Rent or Buy Your Home – which is the Best Option?

“Buying property is the best investment you can make.”

For many, many years, this mantra dominated the economy, and no one suspected that prices could go down. But they did. We all know someone or have heard stories of buyers who have lost a lot of money because of a bad investment in a house or apartment.

In view of the recent past, many people fear purchasing their own home. But they also say that living rented is throwing money away. So, what to do? Buy or rent? Is it true that the mortgage rate, as many people say, is today often less than the monthly payment that a tenant pays? In short, how to get it right?

One mortgage broker Colchester has, suggests that it is a matter of time. Renting is a good option in the short and medium term, since it does not require any big investment to obtain a flat, or even a house. But, in the long term, the majority opt for purchase, because it allows the amortization of the high initial cost faced by those who acquire a house.

If you exceed 5 years renting, the purchase and sale of an equivalent property is more profitable, according to experts.

But since the “short” and “long term” are very uncertain terms, it is important to translate these concepts into concrete time horizons. It could be said that if you are going to exceed five years renting, purchase is more profitable. However, that is only on average, as there are analysts who talk about three years, and others say eight.

With this backdrop, it is essential to take into account the personal factors that intervene in the dilemma of whether to buy or rent. And, above all, it is crucial to look at your own financial circumstances to analyse the pros and cons of each option.

In favour of purchasing

Interest rates are at historic lows, which has expanded the supply of competitive mortgages. All this at a time when the real estate market is beginning to recover: forecasts rule out further falls and even point to a progressive increase in prices in an annual range of up to 5%, driven by low financing costs and the economic cycle.

Alternatively, you could buy, and then rent that home to get a return. There is no shortage of candidates, as the number of people living on leases has multiplied by three since the financial crisis, exceeding 20%. This can be a good investment option given the uncertainty of the stock market and the low profitability of deposits.
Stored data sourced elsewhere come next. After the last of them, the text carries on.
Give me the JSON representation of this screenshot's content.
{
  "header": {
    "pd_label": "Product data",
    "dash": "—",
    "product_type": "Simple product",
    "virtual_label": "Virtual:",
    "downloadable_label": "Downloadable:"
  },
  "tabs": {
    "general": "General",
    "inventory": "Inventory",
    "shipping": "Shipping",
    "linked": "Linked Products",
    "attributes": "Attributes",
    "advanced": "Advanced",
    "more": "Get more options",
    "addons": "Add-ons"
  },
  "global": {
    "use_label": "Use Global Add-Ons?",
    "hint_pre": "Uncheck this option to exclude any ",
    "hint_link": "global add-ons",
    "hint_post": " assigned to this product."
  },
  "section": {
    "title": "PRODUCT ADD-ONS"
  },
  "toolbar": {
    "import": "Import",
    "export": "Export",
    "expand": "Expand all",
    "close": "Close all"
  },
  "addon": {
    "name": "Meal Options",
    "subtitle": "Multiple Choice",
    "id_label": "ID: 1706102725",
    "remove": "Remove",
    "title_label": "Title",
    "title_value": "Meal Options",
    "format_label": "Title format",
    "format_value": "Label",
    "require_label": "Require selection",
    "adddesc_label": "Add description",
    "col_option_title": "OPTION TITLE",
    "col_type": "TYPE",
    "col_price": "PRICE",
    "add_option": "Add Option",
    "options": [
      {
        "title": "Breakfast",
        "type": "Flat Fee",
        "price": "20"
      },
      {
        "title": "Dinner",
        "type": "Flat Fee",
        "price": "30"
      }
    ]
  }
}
Profitability is at its highest since 2007 in the case of rent, and experts expect the price of rental housing to grow more than 10% this year.

Against purchasing

Housing tends to be continually revalued. But history now shows that prices can also fall. And although nothing points today to another bubble, no one can discard it, leaving the buyer tied to their home and with the constant fear that rates rise during the time they are paying the mortgage. The mortgage and associated high expenses of ownership are among the biggest drawbacks.

In favour of renting

It is often said that it is the best option as a temporary solution or as a measure linked to the mobility of the tenant. Without the ties of a mortgage and without having to pay the initial expenses, a lease allows flexibility to change if circumstances change.

In addition, you can usually save on expenses such as the residents association, insurance or maintenance of the apartment. This saving allows, in turn, to dedicate money to other necessities or to invest in the stock market or deposits, where remuneration could rise while the interest rates for the buyers of apartments rise.

Against renting

Property owners often argue that the worst thing about renting is that you pay rent every month, but you will not have any property to show for it. It is what some call – throwing money away.
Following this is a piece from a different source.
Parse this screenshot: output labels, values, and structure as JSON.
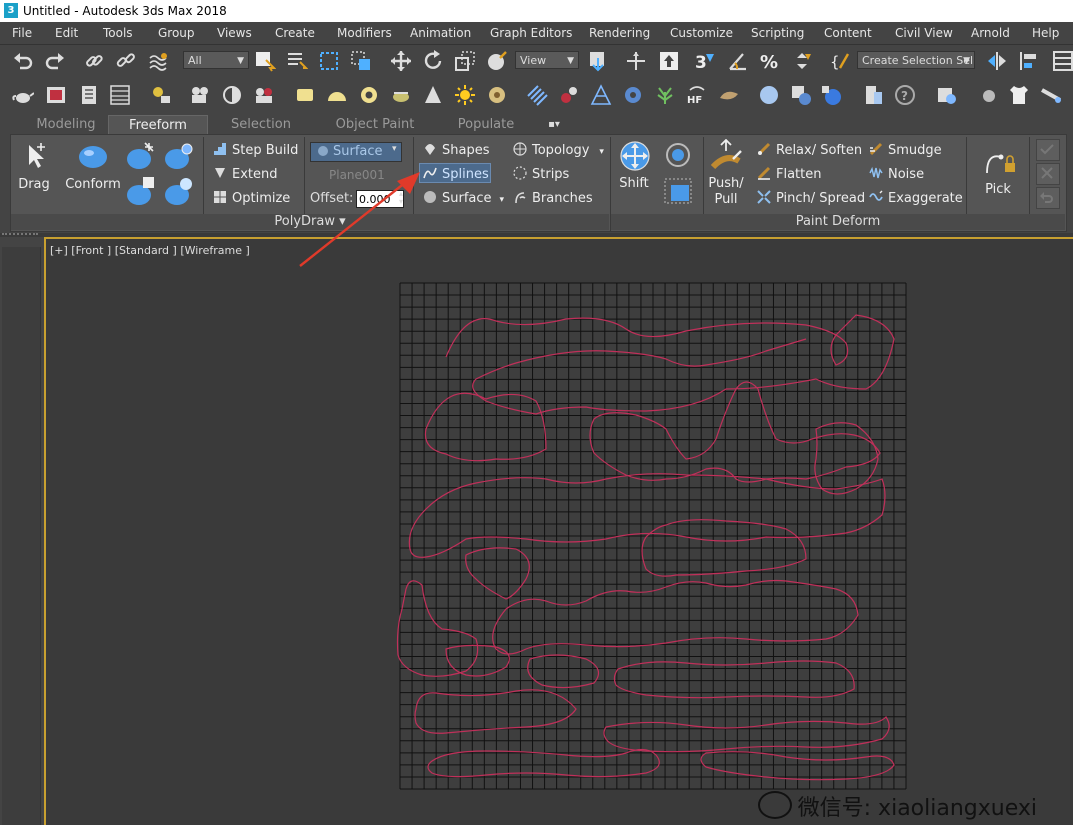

The rent also depends a lot on who owns the apartment. In addition, you have to take into account that the monthly rent payment does not always remain unchanged, a point that is sometimes forgotten.

It is true that, except for mortgages at a fixed rate, buyers’ payments also vary, but these fluctuations may be lower. The difference is that whoever buys a flat has the obligation to continue paying the bank, while a tenant can always move to a cheaper apartment or house.